Note: For any source code referenced I did not test the code and can not say it is valid, they are given as an example and look correct enough that I would load them up and run test cases against them to determine their validity.

First: You will get much better search results if you use the correct terminology, use backward chaining instead of Backtracking. e.g. backward-chaining/inference.py

Second: Understand that your question has three separate phases listed.
1. Unification algorithm
2. Backward chaining that uses Unification
3. A data structure for a list. You would not implement this as Python source code but as text to be passed to your functions. See: cons

You should first develop and fully test unification before moving onto backward chaining. Then fully develop and test backward chaining before creating a list data structure. Then fully test your list data structure.
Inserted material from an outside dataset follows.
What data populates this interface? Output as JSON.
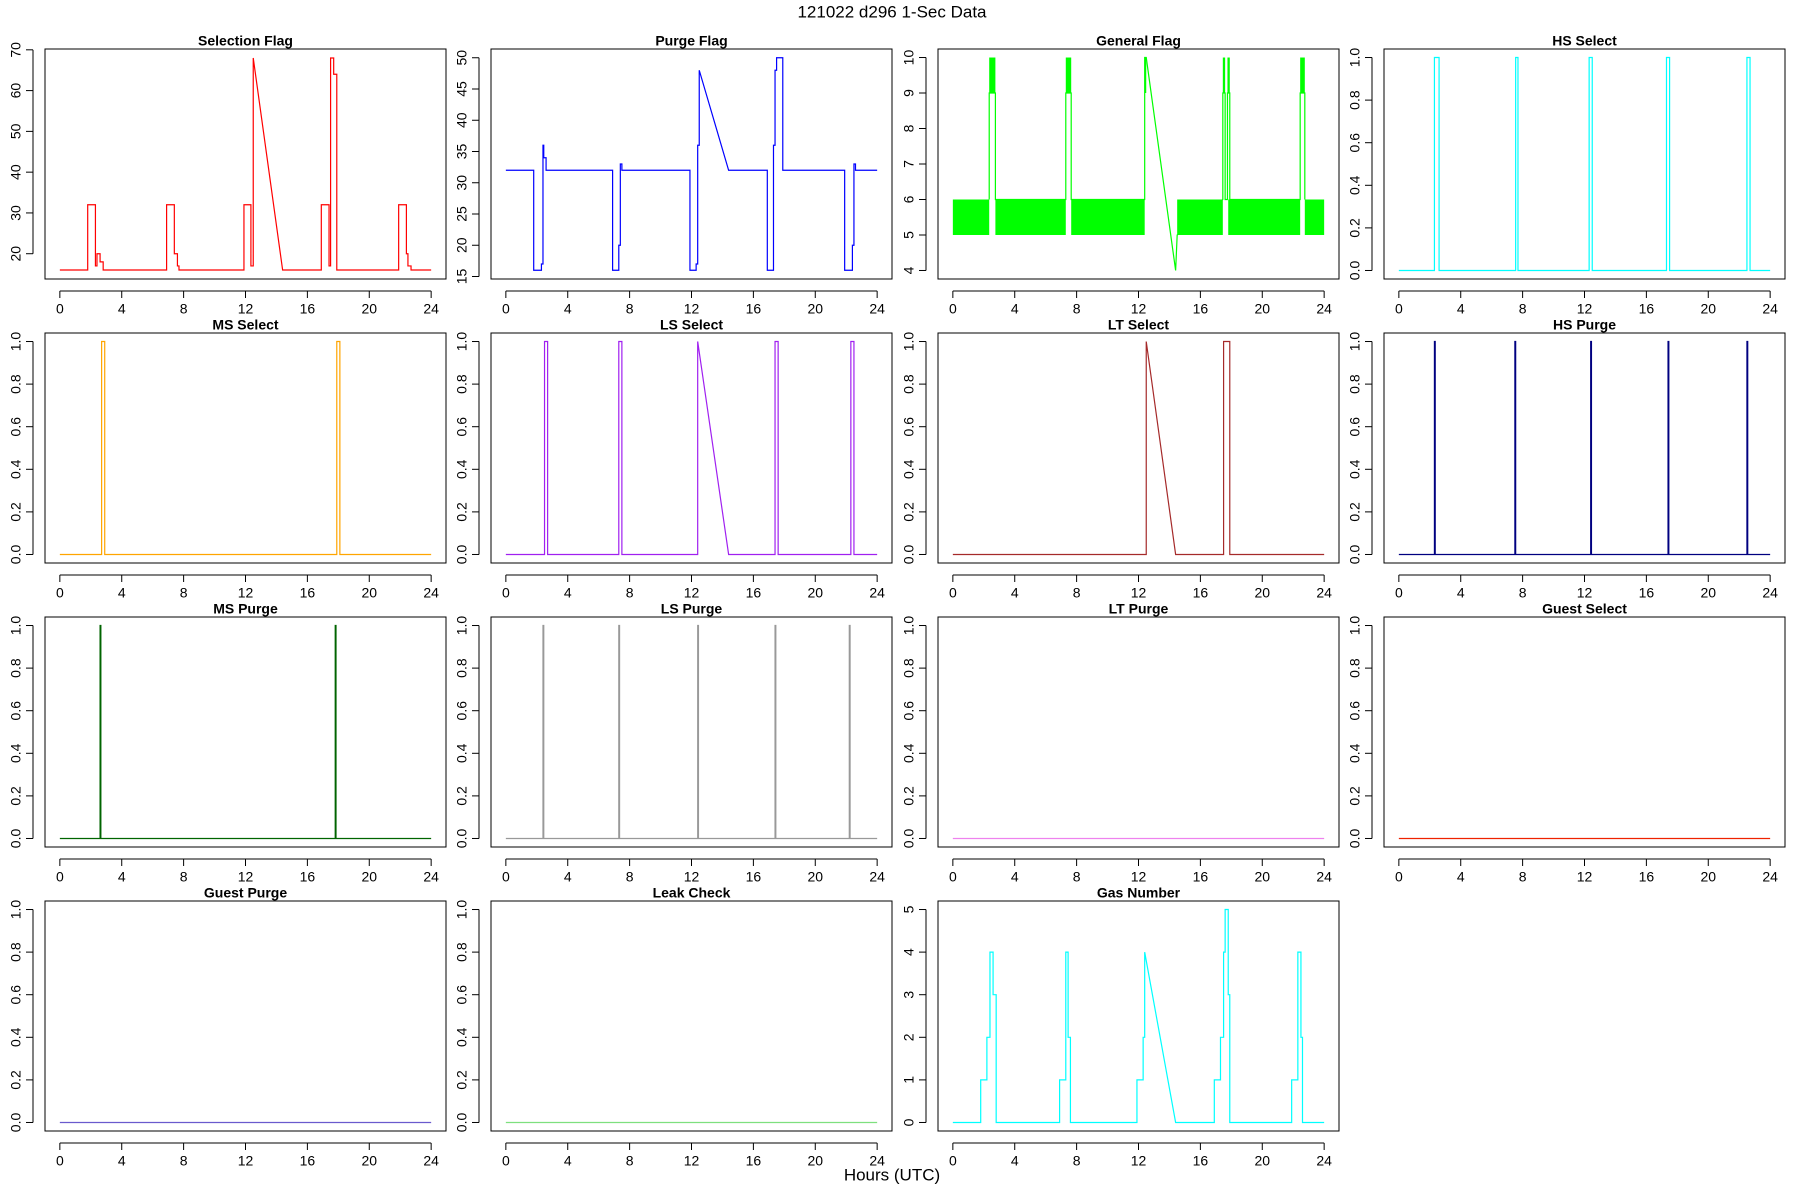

Third: There is more than one way to implement the unification algorithm.
a. You noted the one that uses transformation rules, or noted as A rule based approach in Unification Theory by Baader and Snyder, e.g. delete decompose etc.
b. I prefer the algorithm noted as Unification by recursive descent in Unification Theory by Baader and Snyder given in this OCaml example or Python example
c. I have seen some that use permutations but can't find a good reference at present.

Fourth: From personal experience, understand how each phase works by using pen and paper first, then implement it in code.

Fifth: Again from personal experience, there is lots of information out there on how to do this but the math and technical papers can be confusing as many gloss over something critical to a self-learner or are too dense. I would suggest that instead you focus on finding implementations of the source code/data structures and use that to learn.

Sixth: compare your results against actual working code, e.g. SWI-Prolog.

I can't stress enough how much you need to test each phase before moving on to the next and make sure you have a complete set of test cases.

When I wanted to learn how to write this in a functional language the books on AI 1 2 3 and The Programming Languages Zoo were invaluable. Had to install environments for Lisp and OCaml but was worth the effort.